Research initiatives are by no means new, but their firmwide — and worldwide — scope is. SOM Journal highlights conceptual undercurrents through critiques, essays, and case studies; the Thinkers series focuses on critical thought from those inside and outside the firm on overarching themes, including skyscrapers, public space, and transportation. And several offices and studios have continued to develop and hone firmwide design guides as tools for the firm at large, from city planning and sustainability best practices to design guides for materials as well as active and passive design.
SOM has always been about grasping into the future, walking a kind of tightrope without a net, where its rigor and skill has allowed it to achieve true innovation.
In this new reality, with its infinitely expanding opportunities and hurdles, it’s the expertise, not the office or the individual, that has taken the fore. The firm has broadened this expertise, often across regions, setting bold new directions that have helped integrate its organization, and by extension its projects. But these projects have been most successful when the scope of expertise both comes together as a whole and reaches into new territory. SOM has always been about grasping into the future, walking a kind of tightrope without a net, where its rigor and skill has allowed it to achieve true innovation. That tightrope keeps getting longer, and more intricate. The firm has always pushed the boundaries of what architecture means, most notably in the streamlined merger of structure, engineering, and design. Now it is incorporating — as well as synthesizing and resolving — a much wider scope of considerations, from security and climate change to the powerful possibilities of computer learning.
At its mid-century heyday, SOM’S coordination across disciplines was, to a large extent, about merging design and structure. Every decade since has incorporated more disciplines, scales, and trials. The challenge, as always, has been addressing these issues all together.
The designers of Burj Khalifa set the tone for this decade’s progress by taking into account (to name just a few categories) gravity loads, wind speeds, energy use, natural ventilation, condensate recovery, seismic protection, circulation, and security concerns, not to mention cultural symbolism, master planning, landscape, and urban revitalization. The dozens of projects that followed are seamless, elegant buildings whose forms, programs, and functions seem simple, even inevitable, although they are anything but.

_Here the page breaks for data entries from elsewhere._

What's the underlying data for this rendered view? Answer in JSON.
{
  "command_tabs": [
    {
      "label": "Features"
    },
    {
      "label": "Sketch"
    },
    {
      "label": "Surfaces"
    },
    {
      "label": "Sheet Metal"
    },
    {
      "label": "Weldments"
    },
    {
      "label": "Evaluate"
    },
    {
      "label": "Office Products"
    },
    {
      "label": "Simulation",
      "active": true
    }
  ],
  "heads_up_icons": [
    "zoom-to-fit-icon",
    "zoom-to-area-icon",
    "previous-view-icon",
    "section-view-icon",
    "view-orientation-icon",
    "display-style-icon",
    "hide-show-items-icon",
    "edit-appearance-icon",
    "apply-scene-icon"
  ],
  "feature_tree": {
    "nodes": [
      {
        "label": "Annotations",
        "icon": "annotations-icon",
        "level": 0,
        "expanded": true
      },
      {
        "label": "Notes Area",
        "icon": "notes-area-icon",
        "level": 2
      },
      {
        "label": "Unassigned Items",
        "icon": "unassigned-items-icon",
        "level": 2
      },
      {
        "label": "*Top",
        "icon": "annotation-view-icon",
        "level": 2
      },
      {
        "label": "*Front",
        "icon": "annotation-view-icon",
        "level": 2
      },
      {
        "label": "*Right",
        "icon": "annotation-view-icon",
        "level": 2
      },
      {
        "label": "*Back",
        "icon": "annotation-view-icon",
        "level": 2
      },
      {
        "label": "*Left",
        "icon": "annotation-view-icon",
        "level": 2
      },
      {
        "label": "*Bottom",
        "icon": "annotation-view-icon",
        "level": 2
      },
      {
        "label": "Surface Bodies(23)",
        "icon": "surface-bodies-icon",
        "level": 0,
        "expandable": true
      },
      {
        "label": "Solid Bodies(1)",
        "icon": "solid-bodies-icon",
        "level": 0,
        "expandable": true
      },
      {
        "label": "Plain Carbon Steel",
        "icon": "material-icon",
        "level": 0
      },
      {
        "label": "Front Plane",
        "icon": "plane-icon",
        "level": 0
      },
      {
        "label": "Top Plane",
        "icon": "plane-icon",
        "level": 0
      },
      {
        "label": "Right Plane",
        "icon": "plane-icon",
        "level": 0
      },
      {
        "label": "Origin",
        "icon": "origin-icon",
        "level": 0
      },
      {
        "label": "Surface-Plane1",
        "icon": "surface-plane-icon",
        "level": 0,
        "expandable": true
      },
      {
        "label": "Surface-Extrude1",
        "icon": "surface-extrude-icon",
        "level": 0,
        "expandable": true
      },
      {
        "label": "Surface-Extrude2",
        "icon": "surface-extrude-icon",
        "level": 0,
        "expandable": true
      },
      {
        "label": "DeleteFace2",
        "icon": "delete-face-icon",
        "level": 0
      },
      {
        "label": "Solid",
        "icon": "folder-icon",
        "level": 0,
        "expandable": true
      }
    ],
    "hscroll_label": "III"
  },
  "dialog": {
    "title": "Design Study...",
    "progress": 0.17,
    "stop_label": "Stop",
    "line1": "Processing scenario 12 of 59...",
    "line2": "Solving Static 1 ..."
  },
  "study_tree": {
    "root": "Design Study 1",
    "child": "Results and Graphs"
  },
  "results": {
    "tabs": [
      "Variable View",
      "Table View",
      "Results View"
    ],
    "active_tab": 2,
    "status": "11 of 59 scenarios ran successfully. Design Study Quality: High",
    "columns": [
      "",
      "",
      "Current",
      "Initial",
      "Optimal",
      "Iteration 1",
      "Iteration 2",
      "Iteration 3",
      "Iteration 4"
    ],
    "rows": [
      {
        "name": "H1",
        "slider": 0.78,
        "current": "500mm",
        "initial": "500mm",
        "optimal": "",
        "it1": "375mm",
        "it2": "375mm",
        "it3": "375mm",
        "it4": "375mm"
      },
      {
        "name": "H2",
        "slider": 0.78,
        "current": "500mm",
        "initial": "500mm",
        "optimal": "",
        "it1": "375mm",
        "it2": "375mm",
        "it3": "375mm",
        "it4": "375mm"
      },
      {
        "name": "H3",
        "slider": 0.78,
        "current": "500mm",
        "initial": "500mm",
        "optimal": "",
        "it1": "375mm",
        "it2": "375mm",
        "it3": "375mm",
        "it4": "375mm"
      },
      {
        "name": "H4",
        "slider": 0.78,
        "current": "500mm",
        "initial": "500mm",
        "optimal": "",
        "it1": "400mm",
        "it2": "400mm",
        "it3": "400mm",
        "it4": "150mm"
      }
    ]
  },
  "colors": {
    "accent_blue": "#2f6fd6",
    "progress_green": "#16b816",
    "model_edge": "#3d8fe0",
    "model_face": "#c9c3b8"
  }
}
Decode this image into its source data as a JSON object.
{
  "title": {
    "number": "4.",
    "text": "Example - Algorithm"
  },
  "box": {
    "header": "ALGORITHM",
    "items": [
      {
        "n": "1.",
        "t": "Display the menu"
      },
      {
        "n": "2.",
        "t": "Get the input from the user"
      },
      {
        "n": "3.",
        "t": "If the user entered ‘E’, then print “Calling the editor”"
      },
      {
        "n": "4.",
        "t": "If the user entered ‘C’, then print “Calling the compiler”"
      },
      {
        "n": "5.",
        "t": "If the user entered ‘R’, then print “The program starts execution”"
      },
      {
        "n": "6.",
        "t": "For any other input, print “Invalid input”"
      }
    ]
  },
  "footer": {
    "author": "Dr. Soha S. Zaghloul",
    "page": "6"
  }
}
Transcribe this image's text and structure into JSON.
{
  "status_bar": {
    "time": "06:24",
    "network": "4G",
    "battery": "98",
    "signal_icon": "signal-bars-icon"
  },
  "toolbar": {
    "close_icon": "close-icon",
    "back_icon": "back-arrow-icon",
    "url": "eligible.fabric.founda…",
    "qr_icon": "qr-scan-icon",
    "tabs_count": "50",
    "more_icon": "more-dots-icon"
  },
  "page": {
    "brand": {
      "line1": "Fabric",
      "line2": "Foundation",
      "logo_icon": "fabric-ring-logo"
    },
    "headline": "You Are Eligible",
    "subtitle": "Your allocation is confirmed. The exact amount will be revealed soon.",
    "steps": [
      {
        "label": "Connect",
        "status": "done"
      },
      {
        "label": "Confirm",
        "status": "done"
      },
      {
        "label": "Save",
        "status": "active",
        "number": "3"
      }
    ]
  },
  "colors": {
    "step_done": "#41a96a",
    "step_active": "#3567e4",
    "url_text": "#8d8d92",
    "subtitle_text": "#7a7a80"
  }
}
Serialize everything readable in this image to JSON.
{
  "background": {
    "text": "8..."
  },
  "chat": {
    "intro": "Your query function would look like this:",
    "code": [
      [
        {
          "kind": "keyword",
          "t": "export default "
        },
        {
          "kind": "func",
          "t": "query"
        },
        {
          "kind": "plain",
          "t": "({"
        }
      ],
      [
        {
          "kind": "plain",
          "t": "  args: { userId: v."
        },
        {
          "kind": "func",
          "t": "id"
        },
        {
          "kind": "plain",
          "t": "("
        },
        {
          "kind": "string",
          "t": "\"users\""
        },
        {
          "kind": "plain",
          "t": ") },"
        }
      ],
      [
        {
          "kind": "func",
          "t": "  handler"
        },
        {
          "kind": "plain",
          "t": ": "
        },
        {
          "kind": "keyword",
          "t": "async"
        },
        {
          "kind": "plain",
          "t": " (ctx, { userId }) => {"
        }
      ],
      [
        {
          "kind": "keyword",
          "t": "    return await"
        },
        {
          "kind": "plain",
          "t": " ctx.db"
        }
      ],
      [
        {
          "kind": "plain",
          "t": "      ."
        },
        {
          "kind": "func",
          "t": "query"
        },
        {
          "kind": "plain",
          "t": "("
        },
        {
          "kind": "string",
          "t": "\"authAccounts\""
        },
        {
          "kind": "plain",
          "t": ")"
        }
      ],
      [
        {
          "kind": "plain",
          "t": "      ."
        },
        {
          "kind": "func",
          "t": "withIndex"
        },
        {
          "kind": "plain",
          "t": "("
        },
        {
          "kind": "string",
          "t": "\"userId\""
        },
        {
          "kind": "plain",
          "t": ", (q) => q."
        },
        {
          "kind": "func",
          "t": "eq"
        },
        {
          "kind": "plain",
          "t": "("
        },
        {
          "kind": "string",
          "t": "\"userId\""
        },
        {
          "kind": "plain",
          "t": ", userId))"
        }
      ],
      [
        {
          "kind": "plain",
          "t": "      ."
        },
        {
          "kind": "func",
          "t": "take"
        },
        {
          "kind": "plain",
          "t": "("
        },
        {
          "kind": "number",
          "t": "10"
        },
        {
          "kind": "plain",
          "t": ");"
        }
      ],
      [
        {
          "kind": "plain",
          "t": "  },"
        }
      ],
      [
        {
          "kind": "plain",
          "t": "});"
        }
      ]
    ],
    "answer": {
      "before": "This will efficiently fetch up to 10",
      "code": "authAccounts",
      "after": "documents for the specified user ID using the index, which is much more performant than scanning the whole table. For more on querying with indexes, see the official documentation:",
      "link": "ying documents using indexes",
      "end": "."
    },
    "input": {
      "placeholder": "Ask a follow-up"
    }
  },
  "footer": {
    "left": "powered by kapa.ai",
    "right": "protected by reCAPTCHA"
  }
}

The United States Courthouse in Los Angeles typifies this seamless, holistic approach, thoroughly and elegantly addressing security (with a novel truss system that increases the distance between the perimeter and primary structure), seismic (with a roof truss connecting the reinforced concrete shear walls at the top story), solar gain (employing a pleated facade that adjusts for orientation by incorporating opaque panels in east- and west-facing folds), and sustainability (with a rooftop photovoltaic array, ten-story skylit atrium, drought-tolerant landscaping, and other features that helped the building achieve a LEED Platinum rating.) The floating, faceted glazed cube doesn’t just manage complexity, it harnesses it to vibrantly intertwine architectural singularity and diversity, and to subtly embed technical fluency and programmatic efficiency.
All of these interlocked strands stand as a metaphor for SOM itself. There is no single specialty, no single architect, and no single team. There is rigor and there is collaboration. This approach requires a lot of people, a lot of focus, and a lot of work. But the result, as it always has been, is a remarkably resolved creation.